Documents Reveal Inner-Workings of UK's Spying Databases

The UK government has kept so-called Bulk Personal Datasets (BPDs)—large collections of personal information, the majority of which relates to people not of any interest to intelligence agencies—a closely guarded secret. In January, for example, the Home Secretary Theresa May refused to say whether the country's spies access medical records.

Now, a large cache of internal GCHQ documents obtained by campaign group Privacy International provides more information about how these datasets are obtained, what they potentially contain, and how they are handled by intelligence agencies.

"Although bulk personal datasets constitute only a tiny proportion of the data GCHQ obtains, its retention and use of such datasets represent a significant interference with many people's right to privacy under the European Convention on Human Rights (ECHR)," reads one document. "This interference must be justified in terms of its necessity and proportionality."

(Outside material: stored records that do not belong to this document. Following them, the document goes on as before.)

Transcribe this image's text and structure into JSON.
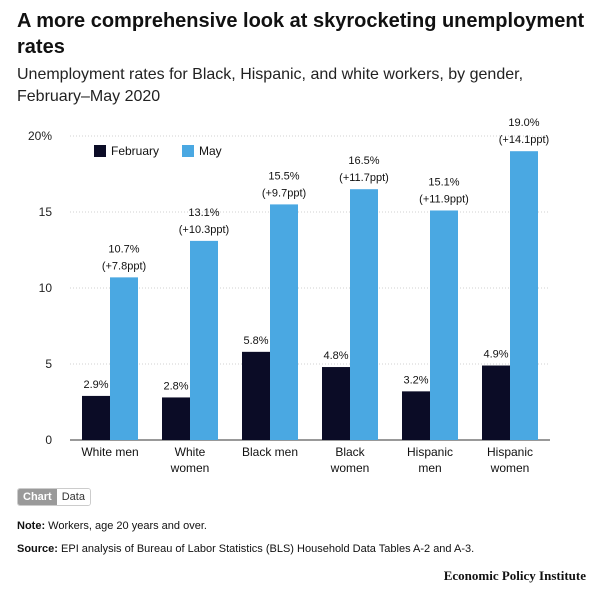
{
  "header": {
    "title": "A more comprehensive look at skyrocketing unemployment rates",
    "subtitle": "Unemployment rates for Black, Hispanic, and white workers, by gender, February–May 2020"
  },
  "toggle": {
    "chart_label": "Chart",
    "data_label": "Data"
  },
  "footer": {
    "note_label": "Note:",
    "note_text": " Workers, age 20 years and over.",
    "source_label": "Source:",
    "source_text": " EPI analysis of Bureau of Labor Statistics (BLS) Household Data Tables A-2 and A-3.",
    "brand": "Economic Policy Institute"
  },
  "chart_data": {
    "type": "bar",
    "categories": [
      [
        "White men"
      ],
      [
        "White",
        "women"
      ],
      [
        "Black men"
      ],
      [
        "Black",
        "women"
      ],
      [
        "Hispanic",
        "men"
      ],
      [
        "Hispanic",
        "women"
      ]
    ],
    "series": [
      {
        "name": "February",
        "color": "#0b0c26",
        "values": [
          2.9,
          2.8,
          5.8,
          4.8,
          3.2,
          4.9
        ],
        "labels": [
          [
            "2.9%"
          ],
          [
            "2.8%"
          ],
          [
            "5.8%"
          ],
          [
            "4.8%"
          ],
          [
            "3.2%"
          ],
          [
            "4.9%"
          ]
        ]
      },
      {
        "name": "May",
        "color": "#4aa8e2",
        "values": [
          10.7,
          13.1,
          15.5,
          16.5,
          15.1,
          19.0
        ],
        "labels": [
          [
            "10.7%",
            "(+7.8ppt)"
          ],
          [
            "13.1%",
            "(+10.3ppt)"
          ],
          [
            "15.5%",
            "(+9.7ppt)"
          ],
          [
            "16.5%",
            "(+11.7ppt)"
          ],
          [
            "15.1%",
            "(+11.9ppt)"
          ],
          [
            "19.0%",
            "(+14.1ppt)"
          ]
        ]
      }
    ],
    "yticks": [
      "0",
      "5",
      "10",
      "15",
      "20%"
    ],
    "ytick_values": [
      0,
      5,
      10,
      15,
      20
    ],
    "ylim": [
      0,
      20
    ],
    "grid": true,
    "legend_position": "top-left"
  }
}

Generally, BPDs are collections of data that relate to a wide group of people, "the majority of whom are unlikely to be of intelligence interest," another document reads.

The documents have been released in response to a legal challenge filed by Privacy International in June 2015 to the Investigatory Powers Tribunal, the court tasked with handling complaints around the use of covert techniques by public authorities. The UK government has published some documents related to BPDs in the past, but this newly released collection includes internal policies and procedures from June 2005 to May 2015 for GCHQ and other intelligence agencies.

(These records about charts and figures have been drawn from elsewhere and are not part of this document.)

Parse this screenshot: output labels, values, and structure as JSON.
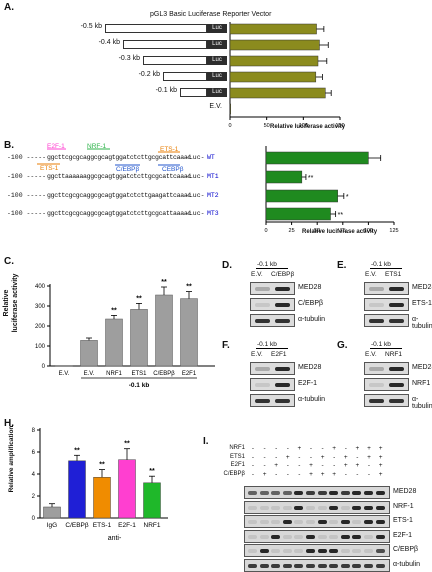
{
  "panel_labels": {
    "A": "A.",
    "B": "B.",
    "C": "C.",
    "D": "D.",
    "E": "E.",
    "F": "F.",
    "G": "G.",
    "H": "H.",
    "I": "I."
  },
  "colors": {
    "olive": "#8b8b1e",
    "green": "#1f8a1f",
    "gray": "#9e9e9e",
    "magenta": "#ff3fd0",
    "blue": "#0000cc",
    "orange": "#e87e04",
    "nrf1_green": "#2db34a",
    "pink_e2f1": "#e040e0",
    "blue_ebp": "#2255cc"
  },
  "panelA": {
    "title": "pGL3 Basic Luciferase Reporter Vector",
    "luc_label": "Luc",
    "constructs": [
      "-0.5 kb",
      "-0.4 kb",
      "-0.3 kb",
      "-0.2 kb",
      "-0.1 kb",
      "E.V."
    ],
    "xlabel": "Relative luciferase activity",
    "ticks": [
      "0",
      "50",
      "100",
      "150"
    ]
  },
  "panelB": {
    "labels": {
      "e2f1": "E2F-1",
      "nrf1": "NRF-1",
      "ets1_top": "ETS-1",
      "ets1_bottom": "ETS-1",
      "cebp1": "C/EBPβ",
      "cebp2": "CEBPβ"
    },
    "rows": [
      {
        "prefix": "-100 -----",
        "seq": "ggcttcgcgcaggcgcagtggatctcttgcgcattcaaac",
        "suffix": "-Luc-",
        "name": "WT"
      },
      {
        "prefix": "-100 -----",
        "seq": "ggcttaaaaaaggcgcagtggatctcttgcgcattcaaac",
        "suffix": "-Luc-",
        "name": "MT1"
      },
      {
        "prefix": "-100 -----",
        "seq": "ggcttcgcgcaggcgcagtggatctcttgaagattcaaac",
        "suffix": "-Luc-",
        "name": "MT2"
      },
      {
        "prefix": "-100 -----",
        "seq": "ggcttcgcgcaggcgcagtggatctcttgcgcattaaaac",
        "suffix": "-Luc-",
        "name": "MT3"
      }
    ],
    "significance": [
      "",
      "**",
      "*",
      "**"
    ],
    "xlabel": "Relative luciferase activity",
    "ticks": [
      "0",
      "25",
      "50",
      "75",
      "100",
      "125"
    ]
  },
  "panelC": {
    "ylabel_line1": "Relative",
    "ylabel_line2": "luciferase activity",
    "group_label": "-0.1 kb",
    "significance": [
      "",
      "",
      "**",
      "**",
      "**",
      "**"
    ],
    "yticks": [
      "0",
      "100",
      "200",
      "300",
      "400"
    ]
  },
  "panelD": {
    "construct": "-0.1 kb",
    "lanes": [
      "E.V.",
      "C/EBPβ"
    ],
    "bands": [
      "MED28",
      "C/EBPβ",
      "α-tubulin"
    ]
  },
  "panelE": {
    "construct": "-0.1 kb",
    "lanes": [
      "E.V.",
      "ETS1"
    ],
    "bands": [
      "MED28",
      "ETS-1",
      "α-tubulin"
    ]
  },
  "panelF": {
    "construct": "-0.1 kb",
    "lanes": [
      "E.V.",
      "E2F1"
    ],
    "bands": [
      "MED28",
      "E2F-1",
      "α-tubulin"
    ]
  },
  "panelG": {
    "construct": "-0.1 kb",
    "lanes": [
      "E.V.",
      "NRF1"
    ],
    "bands": [
      "MED28",
      "NRF1",
      "α-tubulin"
    ]
  },
  "panelH": {
    "ylabel": "Relative amplification",
    "group_label": "anti-",
    "significance": [
      "",
      "**",
      "**",
      "**",
      "**"
    ],
    "yticks": [
      "0",
      "2",
      "4",
      "6",
      "8"
    ]
  },
  "panelI": {
    "rows": [
      {
        "label": "NRF1",
        "signs": [
          "-",
          "-",
          "-",
          "-",
          "+",
          "-",
          "-",
          "+",
          "-",
          "+",
          "+",
          "+"
        ]
      },
      {
        "label": "ETS1",
        "signs": [
          "-",
          "-",
          "-",
          "+",
          "-",
          "-",
          "+",
          "-",
          "+",
          "-",
          "+",
          "+"
        ]
      },
      {
        "label": "E2F1",
        "signs": [
          "-",
          "-",
          "+",
          "-",
          "-",
          "+",
          "-",
          "-",
          "+",
          "+",
          "-",
          "+"
        ]
      },
      {
        "label": "C/EBPβ",
        "signs": [
          "-",
          "+",
          "-",
          "-",
          "-",
          "+",
          "+",
          "+",
          "-",
          "-",
          "-",
          "+"
        ]
      }
    ],
    "bands": [
      "MED28",
      "NRF-1",
      "ETS-1",
      "E2F-1",
      "C/EBPβ",
      "α-tubulin"
    ]
  },
  "chart_data": [
    {
      "panel": "A",
      "type": "bar",
      "orientation": "horizontal",
      "categories": [
        "-0.5 kb",
        "-0.4 kb",
        "-0.3 kb",
        "-0.2 kb",
        "-0.1 kb",
        "E.V."
      ],
      "values": [
        118,
        122,
        120,
        117,
        130,
        1
      ],
      "errors": [
        10,
        12,
        12,
        9,
        8,
        0
      ],
      "xlabel": "Relative luciferase activity",
      "xlim": [
        0,
        160
      ]
    },
    {
      "panel": "B",
      "type": "bar",
      "orientation": "horizontal",
      "categories": [
        "WT",
        "MT1",
        "MT2",
        "MT3"
      ],
      "values": [
        100,
        35,
        70,
        63
      ],
      "errors": [
        12,
        4,
        6,
        5
      ],
      "xlabel": "Relative luciferase activity",
      "xlim": [
        0,
        125
      ]
    },
    {
      "panel": "C",
      "type": "bar",
      "categories": [
        "E.V.",
        "E.V.",
        "NRF1",
        "ETS1",
        "C/EBPβ",
        "E2F1"
      ],
      "values": [
        2,
        128,
        235,
        283,
        355,
        337
      ],
      "errors": [
        0,
        12,
        18,
        30,
        40,
        35
      ],
      "ylabel": "Relative luciferase activity",
      "ylim": [
        0,
        400
      ]
    },
    {
      "panel": "H",
      "type": "bar",
      "categories": [
        "IgG",
        "C/EBPβ",
        "ETS-1",
        "E2F-1",
        "NRF1"
      ],
      "values": [
        1.0,
        5.2,
        3.7,
        5.3,
        3.2
      ],
      "errors": [
        0.3,
        0.5,
        0.7,
        1.0,
        0.6
      ],
      "colors": [
        "#9e9e9e",
        "#1f1fd6",
        "#f08c00",
        "#ff3fd0",
        "#1fb82a"
      ],
      "ylabel": "Relative amplification",
      "ylim": [
        0,
        8
      ]
    }
  ]
}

Broadly, GCHQ acquires BPDs that fall into five different categories: biographical, travel, financial, communications, and commercial, according to one document called "GCHQ Bulk Personal Datasets Closed Handling Arrangements."

Another document, entitled "Bulk Personal Data Acquisition Retention (BPDAR) form January 2016 to present," shows what sort of information analysts have to explicitly flag when filling out the appropriate paper work to obtain a dataset.

"Does this dataset contain any of the following personal information?" the form asks, followed by date of birth, nationality, address, phone number, email address, passport, identity card numbers, bank account, credit card details, financial transaction details, or "other."

Another question marks certain types of information as "sensitive," and includes political opinions, religious beliefs, membership of a trade union, sexual life, legal proceedings and their outcomes, and more.

The cache also hints at where Bulk Personal Datasets may be obtained from. They may come via agreements with third-party voluntary suppliers, by "other non-cover access methods," or by the exercise of statutory powers. The majority of BPDs held by GCHQ are "acquired by means other than interception," according to a document.

Another section reads that Foreign Secretaries have given directions to providers of public electronic communications networks to provide GCHQ "with various sets of bulk communications data in the interest of national security."

"Ideally, authorisation will be sought and granted before GCHQ acquires (or creates) a dataset," one document reads, but adds that authorisation must be obtained before the dataset is actually used.

How various oversight mechanisms work around these BPDs is also detailed in the documents. The ongoing retention of every BPD is reviewed at least every 24 months by the Bulk Personal Data Retention Review Panel, and staff, the same document notes, can be dismissed or otherwise disciplined for inappropriately accessing data.

The term Bulk Personal Dataset was used publicly for the first time last year, in an Intelligence and Security Committee (ISC) report.

"Even the ISC, the Parliamentary Committee that oversees the work of the intelligence
agencies and has full security clearance, was unaware of the use of BPDs until recently," Privacy International said in a statement. "The papers released today act as proof of, and show the sheer scale of, British intelligence agency surveillance of our personal data."

GCHQ did not respond to a request to name any specific BPDs that it has acquired.

A Home Office spokesperson told Motherboard in an email that, "Bulk powers have been essential to the security and intelligence agencies over the last decade and will be increasingly important in the future. Terrorists and criminals have embraced modern communication networks to plan, coordinate and increasingly to execute their attacks, reducing the ability of conventional and targeted intelligence approaches alone to tackle these challenges."

"The acquisition and use of bulk provides vital and unique intelligence that the security and intelligence agencies cannot obtain by any other means," the spokesperson continued. "The security and intelligence agencies use the same techniques that modern businesses increasingly rely on to analyse data in order to overcome the most significant national security challenges."